Abbandono scolastico e contesti familiari fragili
L'accesso ai livelli più alti di istruzione rimane un percorso selettivo. L'abbandono precoce degli studi è spesso legato a contesti familiari meno solidi. Quasi un quarto dei giovani che lasciano la scuola tra i 18 e i 24 anni ha genitori con al massimo la licenza media.
Questo dato evidenzia le difficoltà del sistema educativo italiano nel garantire pari opportunità. La situazione in Calabria si inserisce in un quadro più ampio di povertà educativa. La regione soffre storicamente di carenze nei servizi e nelle infrastrutture per l'infanzia.
Nel 2020, i posti disponibili negli asili nido erano solo l'11,9% dei bambini tra 0 e 2 anni. La media nazionale si attesta al 27,2%. Questo deficit iniziale incide direttamente sulle opportunità educative fin dai primi anni di vita.
Disparità territoriali nell'accesso all'istruzione
Nei centri più sviluppati, i livelli di copertura dei servizi per l'infanzia sono in crescita. A Catanzaro, si è passati dal 77,4% nel 2019 all'80,8% nel 2022. Soverato raggiunge l'86,4%, tra i valori più alti della regione. Anche Rende e Castrolibero superano stabilmente l'80%.
Tuttavia, le criticità emergono osservando gli estremi. In alcuni comuni interni, i dati sono drammaticamente bassi. Nardodipace si ferma al 39,2%, mentre Platì raggiunge il 46,5%. In questi territori, meno di una persona su due possiede un diploma.
La distribuzione dei servizi sul territorio mostra squilibri significativi. Meno di un comune calabrese su cinque offre servizi per la prima infanzia. La rete esistente risulta insufficiente a sostenere le famiglie e a ridurre le disuguaglianze di partenza.
Catanzaro: un quadro con luci e ombre
Il capoluogo, Catanzaro, presenta elementi in parte differenti rispetto alla media regionale. L'offerta educativa nei primi anni è migliore. La copertura dei servizi per l'infanzia supera la media nazionale, avvicinandosi agli standard europei.
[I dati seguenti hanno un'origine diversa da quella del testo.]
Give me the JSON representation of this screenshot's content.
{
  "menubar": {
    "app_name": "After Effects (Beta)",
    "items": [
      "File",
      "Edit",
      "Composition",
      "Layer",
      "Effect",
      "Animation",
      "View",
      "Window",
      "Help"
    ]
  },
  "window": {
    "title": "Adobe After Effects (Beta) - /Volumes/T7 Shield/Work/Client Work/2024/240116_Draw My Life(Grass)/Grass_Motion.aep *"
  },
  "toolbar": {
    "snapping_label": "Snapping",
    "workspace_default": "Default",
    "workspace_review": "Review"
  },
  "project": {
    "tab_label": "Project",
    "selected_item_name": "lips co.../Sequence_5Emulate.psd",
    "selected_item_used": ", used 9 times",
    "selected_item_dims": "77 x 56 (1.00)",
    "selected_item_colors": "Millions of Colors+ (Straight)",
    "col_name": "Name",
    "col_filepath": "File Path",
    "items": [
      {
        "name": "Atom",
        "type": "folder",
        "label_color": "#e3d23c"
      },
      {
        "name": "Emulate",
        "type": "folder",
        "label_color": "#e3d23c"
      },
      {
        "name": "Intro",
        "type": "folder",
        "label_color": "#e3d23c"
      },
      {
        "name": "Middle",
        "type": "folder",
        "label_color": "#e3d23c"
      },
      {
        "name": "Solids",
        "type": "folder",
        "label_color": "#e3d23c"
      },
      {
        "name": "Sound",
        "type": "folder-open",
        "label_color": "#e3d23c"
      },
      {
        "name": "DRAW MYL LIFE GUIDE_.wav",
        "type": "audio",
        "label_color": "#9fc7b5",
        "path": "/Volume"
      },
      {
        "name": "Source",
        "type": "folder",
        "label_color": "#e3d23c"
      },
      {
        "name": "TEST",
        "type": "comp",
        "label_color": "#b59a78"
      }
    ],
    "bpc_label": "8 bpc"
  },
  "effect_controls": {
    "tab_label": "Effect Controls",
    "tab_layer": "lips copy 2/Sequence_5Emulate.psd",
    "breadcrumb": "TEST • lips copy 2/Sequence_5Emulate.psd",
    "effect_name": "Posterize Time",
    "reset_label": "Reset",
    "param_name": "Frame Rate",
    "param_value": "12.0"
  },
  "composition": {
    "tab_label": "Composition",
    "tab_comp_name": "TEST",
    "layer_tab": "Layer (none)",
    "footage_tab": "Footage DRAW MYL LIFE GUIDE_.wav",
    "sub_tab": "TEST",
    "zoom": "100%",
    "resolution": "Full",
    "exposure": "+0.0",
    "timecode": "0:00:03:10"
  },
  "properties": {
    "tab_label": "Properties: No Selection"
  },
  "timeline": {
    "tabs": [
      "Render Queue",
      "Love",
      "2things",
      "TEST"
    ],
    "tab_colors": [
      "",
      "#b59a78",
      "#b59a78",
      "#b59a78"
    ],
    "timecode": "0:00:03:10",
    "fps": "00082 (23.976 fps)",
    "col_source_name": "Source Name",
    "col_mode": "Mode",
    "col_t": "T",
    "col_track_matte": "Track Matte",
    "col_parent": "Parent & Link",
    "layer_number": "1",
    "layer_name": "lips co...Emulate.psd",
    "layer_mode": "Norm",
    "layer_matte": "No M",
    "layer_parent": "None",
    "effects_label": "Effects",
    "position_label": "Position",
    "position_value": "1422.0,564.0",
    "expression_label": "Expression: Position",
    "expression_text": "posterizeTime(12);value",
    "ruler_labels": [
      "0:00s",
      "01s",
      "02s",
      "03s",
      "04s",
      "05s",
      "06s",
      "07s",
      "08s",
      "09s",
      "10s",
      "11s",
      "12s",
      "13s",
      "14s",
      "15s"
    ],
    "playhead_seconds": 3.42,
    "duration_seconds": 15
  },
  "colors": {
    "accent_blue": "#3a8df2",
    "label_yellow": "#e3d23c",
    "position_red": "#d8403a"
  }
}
Questo dato suggerisce una maggiore capacità di risposta del contesto urbano. Nonostante ciò, anche all'interno della città il problema della dispersione scolastica e delle disuguaglianze educative rimane centrale. Persistono aree di fragilità sociale dove i giovani hanno minori opportunità culturali e formative.
Il rischio è che le condizioni familiari continuino a determinare i percorsi scolastici e, di conseguenza, il futuro. La disparità nell'istruzione rende lo svantaggio sociale ereditario tra le generazioni, specialmente nel Mezzogiorno.
Proposte per rimettere in moto la mobilità sociale
Il tema dell'istruzione richiede politiche integrate. È necessario agire su più fronti: potenziare i servizi per l'infanzia, contrastare la dispersione scolastica e migliorare l'accesso alla formazione superiore. Il sostegno alle famiglie è altrettanto cruciale.
Solo attraverso investimenti strutturali e continuità nelle politiche pubbliche si potrà tentare di rimettere in moto l'ascensore sociale. Il caso calabrese, con le sue criticità ma anche con esperienze positive, dimostra che il cambiamento è possibile.
Il futuro dei giovani non può essere predeterminato dal passato dei loro genitori. È fondamentale garantire pari opportunità educative a tutti i cittadini. La ricerca di Openpolis offre spunti importanti per orientare le future azioni politiche.